Финлей пристально посмотрел на Чарли, коренастого крепыша лет двадцати пяти, широкоплечего, с коротко стриженными кирпично-рыжими волосами, бледным жестким лицом и маленькими насмешливыми глазками.
На его круглой башке красовалась, сдвинутая далеко на затылок, кепка, известная в округе под названием «шлюшка», которую он не потрудился снять, а на его короткой шее был небрежно завязан ярко-красный шарф.
Вид у Чарли был совершенно беззаботный; с самого раннего детства ему, этому Чарли, было на всех и вся наплевать. Мальчишкой он прогуливал уроки, его пороли, и он снова весело их прогуливал.
Он никому не давал покоя, разбивал окна, был вожаком банды юнцов, часто тонул, в основном когда купался в реке Ливен.
Если на главной улице Ливенфорда появлялся незнакомец, можно было не сомневаться, что бесцеремонный Чарли первым поднимет хай: «Гляди, какая шляпа!» – или, там, какие ботинки, или какое лицо – в зависимости от обстоятельств.
Он верховодил во всех играх, начиная с футбола, когда гоняли консервную банку в канаве, и кончая дракой – о, тут ему не было равных!
Исключение из школы, когда оно неизбежно случалось, становилось для него сплошным наслаждением. Потом Чарли стал во дворе играть с заклепками: накалял их докрасна и бросал вверх, дабы они падали на головы окружающих, – не забывая время от времени швырять их в кого-нибудь из своих приятелей: когда у тех загорался, допустим, карман – как же это было смешно!
Разумеется, это было много лет назад. Теперь Чарли сам был клепальщиком, признанным лидером шайки, слонявшейся по набережной, владельцем уипета, суки по имени Нелли, правильным парнем, которого все свои звали Ча, более жестким, чем заклепки, которые он всаживал в железные корпуса кораблей.
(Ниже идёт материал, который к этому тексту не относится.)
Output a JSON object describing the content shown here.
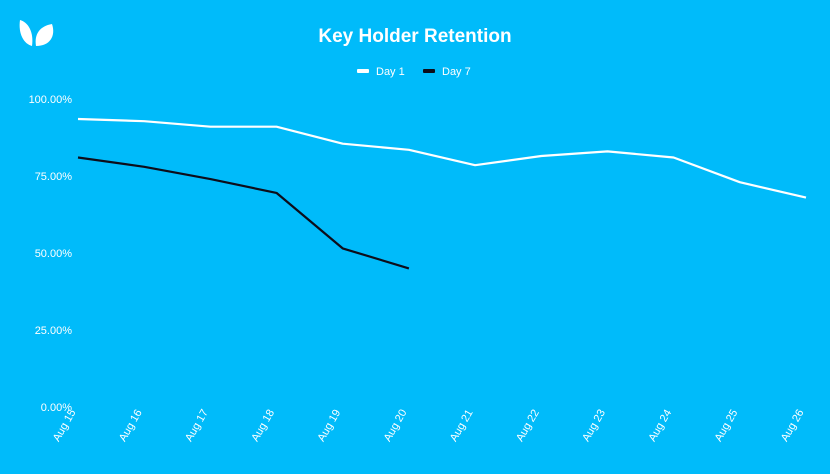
{
  "colors": {
    "background": "#00bbfa",
    "day1": "#ffffff",
    "day7": "#0d0d1a",
    "text": "#ffffff"
  },
  "logo": {
    "icon": "leaf-logo-icon"
  },
  "chart_data": {
    "type": "line",
    "title": "Key Holder Retention",
    "xlabel": "",
    "ylabel": "",
    "categories": [
      "Aug 15",
      "Aug 16",
      "Aug 17",
      "Aug 18",
      "Aug 19",
      "Aug 20",
      "Aug 21",
      "Aug 22",
      "Aug 23",
      "Aug 24",
      "Aug 25",
      "Aug 26"
    ],
    "y_ticks": [
      "0.00%",
      "25.00%",
      "50.00%",
      "75.00%",
      "100.00%"
    ],
    "ylim": [
      0,
      100
    ],
    "grid": false,
    "legend_position": "top-center",
    "series": [
      {
        "name": "Day 1",
        "color": "#ffffff",
        "values": [
          93.5,
          92.8,
          91.0,
          91.0,
          85.5,
          83.5,
          78.5,
          81.5,
          83.0,
          81.0,
          73.0,
          68.0
        ]
      },
      {
        "name": "Day 7",
        "color": "#0d0d1a",
        "values": [
          81.0,
          78.0,
          74.0,
          69.5,
          51.5,
          45.0,
          null,
          null,
          null,
          null,
          null,
          null
        ]
      }
    ]
  }
}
И сейчас, закипая под пристальным взглядом Финлея, Ча набычился, наклонив голову:
– Смотри на меня! Давай смотри на меня! Ты слышал, что я сказал? Я попросил тебя приготовить пузырек с лекарством для моей матери.
– Он готов, – жестко ответил Финлей и мотнул головой через плечо в сторону полки. – Но сейчас ты его не получишь. Это против наших правил. Заходи, когда положено.
– В самом деле? – тяжело задышав, спросил Ча.
– Да! – вспыхнул Финлей. – В самом деле. А когда придешь в следующий раз, постарайся чуток поправить свои манеры. Например, попробуй снять кепку…
– Ни хрена себе! – нагло рассмеялся Ча. – А если, допустим, не сниму?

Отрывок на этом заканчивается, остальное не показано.